CCA Wattis Institute’s 2023–2024 research season is inspired by the work of artist Anicka Yi
The yearlong research season, Anicka Yi is on our mind, begins in September with an exciting lineup of free events, lectures, screenings, and programming with Anicka Yi’s visionary work as the centerpiece
San Francisco, CA—Tuesday, September 26, 2023—Artist Anicka Yi is the subject of the CCA Wattis Institute for Contemporary Arts’ 2023–2024 research season, Anicka Yi is on our mind.
Through the season, which runs from September 2023 through July 2024, a robust series of programs, lectures, and special events will be centered on the question that drives the institution’s core mission: What and how can we learn from artists today?
Each year, the Wattis hosts a research season that explores the contemporary moment through the lens of one artist’s work. Instead of an exhibition, this series creates a collective conversation around a broad set of themes and subjects relating to the work of a single artist.
This year, the work of artist Anicka Yi serves as a lens to think about our contemporary moment. A series of open questions map out a broad thematic territory for a year-long schedule of public programs: reading groups, lectures, performances, screenings, and other events explore artists and ideas that emerge as related or as relevant in productive ways.
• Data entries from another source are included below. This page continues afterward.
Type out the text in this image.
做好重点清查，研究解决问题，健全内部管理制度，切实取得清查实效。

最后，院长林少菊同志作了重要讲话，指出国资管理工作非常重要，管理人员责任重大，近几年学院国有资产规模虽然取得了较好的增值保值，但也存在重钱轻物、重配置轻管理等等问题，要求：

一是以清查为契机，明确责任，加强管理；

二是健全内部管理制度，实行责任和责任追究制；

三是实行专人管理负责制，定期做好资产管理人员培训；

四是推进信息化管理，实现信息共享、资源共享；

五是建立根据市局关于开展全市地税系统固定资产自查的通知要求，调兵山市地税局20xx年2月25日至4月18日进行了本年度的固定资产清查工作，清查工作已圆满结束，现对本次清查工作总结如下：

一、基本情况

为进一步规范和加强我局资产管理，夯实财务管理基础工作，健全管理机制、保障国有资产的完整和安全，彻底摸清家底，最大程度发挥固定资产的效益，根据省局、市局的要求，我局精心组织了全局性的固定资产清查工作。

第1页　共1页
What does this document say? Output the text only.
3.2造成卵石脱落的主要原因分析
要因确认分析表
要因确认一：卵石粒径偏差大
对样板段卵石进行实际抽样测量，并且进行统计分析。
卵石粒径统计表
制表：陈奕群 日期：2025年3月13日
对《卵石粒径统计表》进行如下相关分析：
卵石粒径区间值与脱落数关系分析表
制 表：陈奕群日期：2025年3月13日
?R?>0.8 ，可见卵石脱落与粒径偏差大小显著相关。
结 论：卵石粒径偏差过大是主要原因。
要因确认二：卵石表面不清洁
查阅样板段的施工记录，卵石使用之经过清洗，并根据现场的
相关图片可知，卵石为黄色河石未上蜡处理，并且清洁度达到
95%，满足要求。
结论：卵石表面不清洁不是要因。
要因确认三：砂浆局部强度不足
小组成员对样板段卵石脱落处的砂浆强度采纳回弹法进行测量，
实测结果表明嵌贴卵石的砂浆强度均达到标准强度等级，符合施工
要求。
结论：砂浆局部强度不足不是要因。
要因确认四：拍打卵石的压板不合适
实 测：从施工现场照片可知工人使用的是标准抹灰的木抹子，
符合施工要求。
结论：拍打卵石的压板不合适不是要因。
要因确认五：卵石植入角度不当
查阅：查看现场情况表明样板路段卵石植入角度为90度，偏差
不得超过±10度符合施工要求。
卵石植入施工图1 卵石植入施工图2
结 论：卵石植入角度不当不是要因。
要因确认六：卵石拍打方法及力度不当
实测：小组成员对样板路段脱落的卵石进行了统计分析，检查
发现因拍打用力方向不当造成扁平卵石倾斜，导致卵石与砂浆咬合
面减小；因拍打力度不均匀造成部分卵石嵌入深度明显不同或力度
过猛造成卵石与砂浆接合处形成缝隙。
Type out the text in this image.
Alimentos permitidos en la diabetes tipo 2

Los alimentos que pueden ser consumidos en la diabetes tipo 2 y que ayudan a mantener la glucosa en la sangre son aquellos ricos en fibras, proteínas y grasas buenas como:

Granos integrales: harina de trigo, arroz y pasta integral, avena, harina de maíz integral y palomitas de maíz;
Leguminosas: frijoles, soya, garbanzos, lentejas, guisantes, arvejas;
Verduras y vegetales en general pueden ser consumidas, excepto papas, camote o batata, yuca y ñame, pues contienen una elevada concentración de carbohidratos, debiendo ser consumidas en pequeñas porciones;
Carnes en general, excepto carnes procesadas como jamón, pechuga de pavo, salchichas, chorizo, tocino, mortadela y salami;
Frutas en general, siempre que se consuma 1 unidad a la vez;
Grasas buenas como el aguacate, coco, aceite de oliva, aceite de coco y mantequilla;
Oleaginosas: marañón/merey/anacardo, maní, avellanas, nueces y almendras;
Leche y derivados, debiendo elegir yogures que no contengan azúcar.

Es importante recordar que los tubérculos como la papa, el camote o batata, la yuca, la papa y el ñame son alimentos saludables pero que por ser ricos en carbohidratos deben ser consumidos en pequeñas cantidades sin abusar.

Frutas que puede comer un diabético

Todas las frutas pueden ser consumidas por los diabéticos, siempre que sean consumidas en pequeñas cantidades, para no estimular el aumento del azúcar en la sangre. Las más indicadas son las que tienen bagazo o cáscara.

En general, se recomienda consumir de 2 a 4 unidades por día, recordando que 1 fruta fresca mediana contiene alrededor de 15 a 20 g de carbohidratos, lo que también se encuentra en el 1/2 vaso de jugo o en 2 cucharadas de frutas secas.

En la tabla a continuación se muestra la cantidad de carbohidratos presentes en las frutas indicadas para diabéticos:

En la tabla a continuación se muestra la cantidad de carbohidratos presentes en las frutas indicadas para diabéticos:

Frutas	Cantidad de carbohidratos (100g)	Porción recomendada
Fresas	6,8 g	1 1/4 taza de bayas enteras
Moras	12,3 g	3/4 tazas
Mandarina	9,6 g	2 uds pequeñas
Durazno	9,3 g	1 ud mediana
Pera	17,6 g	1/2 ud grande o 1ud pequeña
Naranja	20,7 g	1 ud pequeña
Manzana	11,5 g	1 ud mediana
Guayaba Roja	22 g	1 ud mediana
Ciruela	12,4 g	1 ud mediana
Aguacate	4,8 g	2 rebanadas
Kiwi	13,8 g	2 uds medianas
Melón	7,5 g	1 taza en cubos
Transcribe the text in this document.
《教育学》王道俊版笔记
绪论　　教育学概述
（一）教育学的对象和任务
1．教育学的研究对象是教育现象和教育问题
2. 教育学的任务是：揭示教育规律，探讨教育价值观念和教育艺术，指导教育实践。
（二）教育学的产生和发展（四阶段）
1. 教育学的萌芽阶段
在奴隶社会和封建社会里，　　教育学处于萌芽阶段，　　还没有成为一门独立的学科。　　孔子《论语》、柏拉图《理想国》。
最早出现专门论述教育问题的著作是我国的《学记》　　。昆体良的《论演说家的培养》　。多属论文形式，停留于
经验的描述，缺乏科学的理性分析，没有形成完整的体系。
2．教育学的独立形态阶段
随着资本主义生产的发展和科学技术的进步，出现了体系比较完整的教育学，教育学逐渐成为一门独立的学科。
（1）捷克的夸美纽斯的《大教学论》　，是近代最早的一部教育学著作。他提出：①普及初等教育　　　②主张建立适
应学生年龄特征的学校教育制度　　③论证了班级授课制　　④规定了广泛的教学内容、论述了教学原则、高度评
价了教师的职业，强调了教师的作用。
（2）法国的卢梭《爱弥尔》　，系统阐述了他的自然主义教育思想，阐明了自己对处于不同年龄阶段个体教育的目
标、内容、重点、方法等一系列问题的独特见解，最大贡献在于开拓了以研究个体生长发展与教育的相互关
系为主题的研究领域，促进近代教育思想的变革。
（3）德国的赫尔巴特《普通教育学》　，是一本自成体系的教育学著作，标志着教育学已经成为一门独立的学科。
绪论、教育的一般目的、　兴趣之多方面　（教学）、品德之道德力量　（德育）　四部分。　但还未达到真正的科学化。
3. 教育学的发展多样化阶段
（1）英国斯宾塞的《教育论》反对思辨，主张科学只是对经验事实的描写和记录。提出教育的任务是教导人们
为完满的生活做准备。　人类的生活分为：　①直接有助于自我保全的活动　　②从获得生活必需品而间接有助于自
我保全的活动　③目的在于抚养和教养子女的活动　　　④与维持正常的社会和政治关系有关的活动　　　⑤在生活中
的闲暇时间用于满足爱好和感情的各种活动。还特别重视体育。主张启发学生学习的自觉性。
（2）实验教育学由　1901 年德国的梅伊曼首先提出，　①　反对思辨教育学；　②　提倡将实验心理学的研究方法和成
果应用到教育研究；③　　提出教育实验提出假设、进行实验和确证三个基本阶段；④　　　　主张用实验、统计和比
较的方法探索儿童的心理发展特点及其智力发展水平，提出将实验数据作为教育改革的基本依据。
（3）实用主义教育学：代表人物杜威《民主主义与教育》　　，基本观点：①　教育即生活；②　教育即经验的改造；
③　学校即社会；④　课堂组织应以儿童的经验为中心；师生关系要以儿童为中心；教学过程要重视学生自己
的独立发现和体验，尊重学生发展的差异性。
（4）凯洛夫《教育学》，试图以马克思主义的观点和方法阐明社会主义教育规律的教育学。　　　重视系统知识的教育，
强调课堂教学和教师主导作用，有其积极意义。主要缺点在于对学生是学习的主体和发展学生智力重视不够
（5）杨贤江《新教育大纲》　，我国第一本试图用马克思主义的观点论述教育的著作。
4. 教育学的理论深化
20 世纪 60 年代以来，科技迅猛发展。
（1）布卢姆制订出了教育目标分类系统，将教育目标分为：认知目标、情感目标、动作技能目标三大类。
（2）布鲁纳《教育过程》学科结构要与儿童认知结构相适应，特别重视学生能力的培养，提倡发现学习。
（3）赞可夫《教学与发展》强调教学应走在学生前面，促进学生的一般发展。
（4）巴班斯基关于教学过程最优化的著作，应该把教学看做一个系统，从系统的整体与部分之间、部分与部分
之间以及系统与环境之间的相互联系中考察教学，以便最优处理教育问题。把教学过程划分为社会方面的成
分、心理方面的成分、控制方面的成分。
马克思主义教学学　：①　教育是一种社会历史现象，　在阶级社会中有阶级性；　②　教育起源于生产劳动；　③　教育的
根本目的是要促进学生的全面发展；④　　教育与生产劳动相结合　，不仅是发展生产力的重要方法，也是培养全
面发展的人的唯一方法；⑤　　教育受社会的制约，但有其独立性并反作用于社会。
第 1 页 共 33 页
Born in Seoul, South Korea, raised in the U.S., and currently based in New York City, Yi is a highly acclaimed contemporary artist known for her groundbreaking installations, sculptures, and immersive experiences that challenge traditional notions of art. Yi’s art is rooted in her fascination with ephemeral and intangible elements. She employs unconventional mediums like bacteria, scents, and various organic materials that question the monumentality of art. Yi’s work blurs the boundaries between the natural and the artificial, inviting viewers to contemplate the relationship between humanity, artificial intelligence and the natural world.
“An artist must trust that fleeting hints from the surrounding world will spark radical leaps of intuition. I have said before that the artist’s role is to protect uncertainty and there is so much left uncovered in my work, unknown even to me. I am excited to see where Wattis researchers' own leaps of intuition will lead.”
Yi’s work grapples with themes relevant to our present moment such as: ramifications of a global pandemic, pending climate emergency, doom-and-gloom cycle of the news, artificial intelligence, and the coexistence between humans and machines. From that perspective, the Wattis will ask questions through research, events, and published writing, including: Is collaboration anti-capitalist? Is feminism contagious? Is there a consciousness without a body? How can we build social trust? Do non-humans have agency? What would it feel like to share the world with machines that could live in the wild and evolve on their own? How is the impermanence of life reflected in art? Can art be a form of inoculation?
Programs and Events
All upcoming events are free and open to the public. Many of the Wattis Institute’s lectures, screenings, and talks will be available to view in the Wattis Library shortly after each event.
A Lecture by Lumi Tan on Anicka Yi
Wednesday, September 27 | 6 pm
Location: 360 Kansas Street (between 16th and 17th streets), San Francisco
Admission: Free
Kicking off the year-long research season is a lecture on Anicka Yi by Lumi Tan on September 27 that focuses on how Yi's evocative use of language affords a better understanding of temporalities, materials, and ecological systems and how she pursues language as a mutable tool to build empathy between practitioners in different disciplines. By emphasizing a pursuit of the communicative abilities of non-verbal language within her work, Yi’s collaborative linguistic vocabulary does not seek to define terms but continually pries them open.
Conversation: Anicka Yi and Cathy Park Hong
Thursday, October 26 | 6pm
Location: 360 Kansas Street (between 16th and 17th streets), San Francisco
Admission: Free
On October 26, Anicka Yi herself engages in an informal conversation with writer and friend, Cathy Park Hong, to chat about topics present in both their work. Migration serves as an overall rubric for the evening, inspiring tentacular thinking around time, immigrant backgrounds, and the human question. Anicka will touch briefly on her current project around the Great Kelp Migration, and Cathy will talk about her current book project. They will also reflect on recent impactful trips to South Korea.
Film Screening: Critical Dictionary of Southeast Asia
Thursday, November 9 | 6 pm Doors | 6:30 pm Screening
Location: 360 Kansas Street (between 16th and 17th streets), San Francisco
Admission: Free
On November 9, the Wattis will host the film screening CDOSEA (Critical Dictionary of Southeast Asia) where artist Ho Tzu Nyen proposes 26 terms (one per each letter of the Latin alphabet) that ask the question: what constitutes the unity of Southeast Asia? Each term is a concept, a motif, or a biography, that reflects on a region that is not defined by a singular language, religion, or political power. CDOSEA is a multi-format work of infinite duration that draws from a database composed of videos, texts, music, and online images.